The bleeding edge: Electron microscopy allows scientists to perform experiments and see reactions at the nanoscale. However, the technology can only capture a small fraction of the information, until now. With Berkeley Lab's 4D Camera, scientists can capture wide-scale images or video at the atomic level.

A team at the Department of Energy’s Lawrence Berkeley National Laboratory (Berkeley Lab) designed an electron detector that is 60-times faster than conventional electron microscopy. This breakthrough allows scientists to see and record all reactions during experiments. They call it the “4D Camera.”

“This new tool, a superfast detector installed February 12 at Berkeley Lab’s Molecular Foundry, a nanoscale science user facility, captures more images at a faster rate, revealing atomic-scale details across much larger areas than was possible before,” said Berkeley Lab in a press release.
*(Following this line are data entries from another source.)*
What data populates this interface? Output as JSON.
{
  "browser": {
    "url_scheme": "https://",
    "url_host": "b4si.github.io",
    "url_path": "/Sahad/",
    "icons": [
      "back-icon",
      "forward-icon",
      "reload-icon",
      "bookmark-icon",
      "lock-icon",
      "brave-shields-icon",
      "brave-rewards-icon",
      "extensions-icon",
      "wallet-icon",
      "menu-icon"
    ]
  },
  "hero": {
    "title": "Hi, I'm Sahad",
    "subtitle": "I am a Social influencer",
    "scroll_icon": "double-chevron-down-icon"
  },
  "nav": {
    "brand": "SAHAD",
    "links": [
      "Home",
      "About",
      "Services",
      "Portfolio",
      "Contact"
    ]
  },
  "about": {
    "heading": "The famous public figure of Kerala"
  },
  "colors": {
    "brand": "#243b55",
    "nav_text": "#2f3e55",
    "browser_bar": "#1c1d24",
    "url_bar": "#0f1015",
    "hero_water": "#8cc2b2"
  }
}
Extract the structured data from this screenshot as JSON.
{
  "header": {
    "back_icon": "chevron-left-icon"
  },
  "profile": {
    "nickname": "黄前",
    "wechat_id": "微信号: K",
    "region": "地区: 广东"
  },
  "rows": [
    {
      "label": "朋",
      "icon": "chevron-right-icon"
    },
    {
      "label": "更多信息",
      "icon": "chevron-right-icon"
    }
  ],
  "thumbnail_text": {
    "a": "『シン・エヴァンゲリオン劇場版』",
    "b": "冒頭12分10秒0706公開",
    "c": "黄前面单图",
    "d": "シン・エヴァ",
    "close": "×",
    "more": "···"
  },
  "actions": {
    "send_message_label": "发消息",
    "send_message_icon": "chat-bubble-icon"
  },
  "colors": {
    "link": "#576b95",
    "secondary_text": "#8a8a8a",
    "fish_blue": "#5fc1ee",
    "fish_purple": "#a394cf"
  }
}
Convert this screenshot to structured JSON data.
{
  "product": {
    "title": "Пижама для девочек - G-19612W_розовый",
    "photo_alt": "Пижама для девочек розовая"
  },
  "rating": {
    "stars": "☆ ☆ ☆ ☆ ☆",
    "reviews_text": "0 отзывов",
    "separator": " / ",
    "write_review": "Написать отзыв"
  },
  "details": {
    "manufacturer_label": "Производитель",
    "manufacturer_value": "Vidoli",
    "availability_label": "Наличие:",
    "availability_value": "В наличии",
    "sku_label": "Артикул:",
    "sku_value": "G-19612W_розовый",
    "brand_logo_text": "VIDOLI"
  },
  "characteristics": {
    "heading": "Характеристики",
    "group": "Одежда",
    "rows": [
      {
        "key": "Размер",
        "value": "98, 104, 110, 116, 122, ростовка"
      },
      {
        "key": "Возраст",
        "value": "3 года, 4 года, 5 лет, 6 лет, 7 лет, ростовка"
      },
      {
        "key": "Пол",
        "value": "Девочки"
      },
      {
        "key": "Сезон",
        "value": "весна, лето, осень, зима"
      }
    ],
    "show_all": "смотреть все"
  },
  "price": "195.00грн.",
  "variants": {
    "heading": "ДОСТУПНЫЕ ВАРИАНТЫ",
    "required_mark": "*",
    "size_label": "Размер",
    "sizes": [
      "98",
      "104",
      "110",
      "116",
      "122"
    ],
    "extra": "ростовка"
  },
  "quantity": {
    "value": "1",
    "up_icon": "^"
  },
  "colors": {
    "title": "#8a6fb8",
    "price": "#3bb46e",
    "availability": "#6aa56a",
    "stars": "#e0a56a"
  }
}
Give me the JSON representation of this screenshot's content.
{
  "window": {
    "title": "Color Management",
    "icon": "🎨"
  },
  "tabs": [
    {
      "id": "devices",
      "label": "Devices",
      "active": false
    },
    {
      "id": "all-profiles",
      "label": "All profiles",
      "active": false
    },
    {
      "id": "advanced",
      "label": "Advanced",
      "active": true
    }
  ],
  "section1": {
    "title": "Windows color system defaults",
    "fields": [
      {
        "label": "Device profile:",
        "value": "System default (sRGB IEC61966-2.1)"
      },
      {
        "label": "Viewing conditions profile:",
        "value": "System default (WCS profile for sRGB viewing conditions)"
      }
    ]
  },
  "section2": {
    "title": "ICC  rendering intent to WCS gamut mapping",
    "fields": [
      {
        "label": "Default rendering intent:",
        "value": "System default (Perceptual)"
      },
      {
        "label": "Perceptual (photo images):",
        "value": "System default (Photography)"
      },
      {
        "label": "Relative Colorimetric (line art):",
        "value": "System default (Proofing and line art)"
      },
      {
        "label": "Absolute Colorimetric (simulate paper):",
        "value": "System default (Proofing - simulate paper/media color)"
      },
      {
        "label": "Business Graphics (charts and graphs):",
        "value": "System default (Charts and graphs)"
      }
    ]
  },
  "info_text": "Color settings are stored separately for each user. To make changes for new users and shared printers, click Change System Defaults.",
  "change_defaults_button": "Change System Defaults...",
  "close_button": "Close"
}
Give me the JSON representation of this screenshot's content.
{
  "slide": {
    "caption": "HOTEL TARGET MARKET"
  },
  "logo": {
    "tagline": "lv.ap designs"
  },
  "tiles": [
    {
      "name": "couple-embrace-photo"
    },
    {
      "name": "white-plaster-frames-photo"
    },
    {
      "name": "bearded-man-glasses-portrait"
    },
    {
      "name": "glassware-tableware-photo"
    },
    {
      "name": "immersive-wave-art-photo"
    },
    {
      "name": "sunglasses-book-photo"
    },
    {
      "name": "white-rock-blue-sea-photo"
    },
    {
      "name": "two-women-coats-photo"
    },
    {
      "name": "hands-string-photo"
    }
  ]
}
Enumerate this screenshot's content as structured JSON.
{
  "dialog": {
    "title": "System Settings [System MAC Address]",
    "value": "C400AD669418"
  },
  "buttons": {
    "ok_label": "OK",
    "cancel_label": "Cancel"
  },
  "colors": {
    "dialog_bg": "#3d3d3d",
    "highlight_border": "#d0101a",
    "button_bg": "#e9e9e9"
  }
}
The detector is capable of capturing images at 100,000 times per second. As can be imagined, this produces a ton of data — about 4TB per minute to be exact.

“The amount of data is equivalent to watching about 60,000 HD movies simultaneously,” said Peter Ercius, a scientist with Berkeley Lab’s Molecular Foundry.

The images are fed through 96 fiber optic cables that are about a kilometer long to Berkeley's supercomputer Cori. Cori can process the data in about 20 seconds.

The detector can provide a much wider field of view for scientists to observe. It can also allow them to watch “movies” of a reaction rather than viewing just a snapshot. Practical applications include studying batteries or microchips to understand how they fail or to detect flaws.

“It opens up a new time regime to explore with high-resolution microscopy. No one has ever taken continuous movies at this time resolution [using electron imaging],” said Andrew Minor, National Center for Electron Microscopy's facility director at the Molecular Foundry. “What happens there? There are all kinds of dynamics that might happen. We just don’t know because we’ve never been able to look at them before.”

The 4D Camera will allow researchers to see every electron that passes through a sample and is scattered. In turn, this will enable them to perform “virtual experiments” on samples without having to repeatedly go back and take new measurements under different imaging conditions.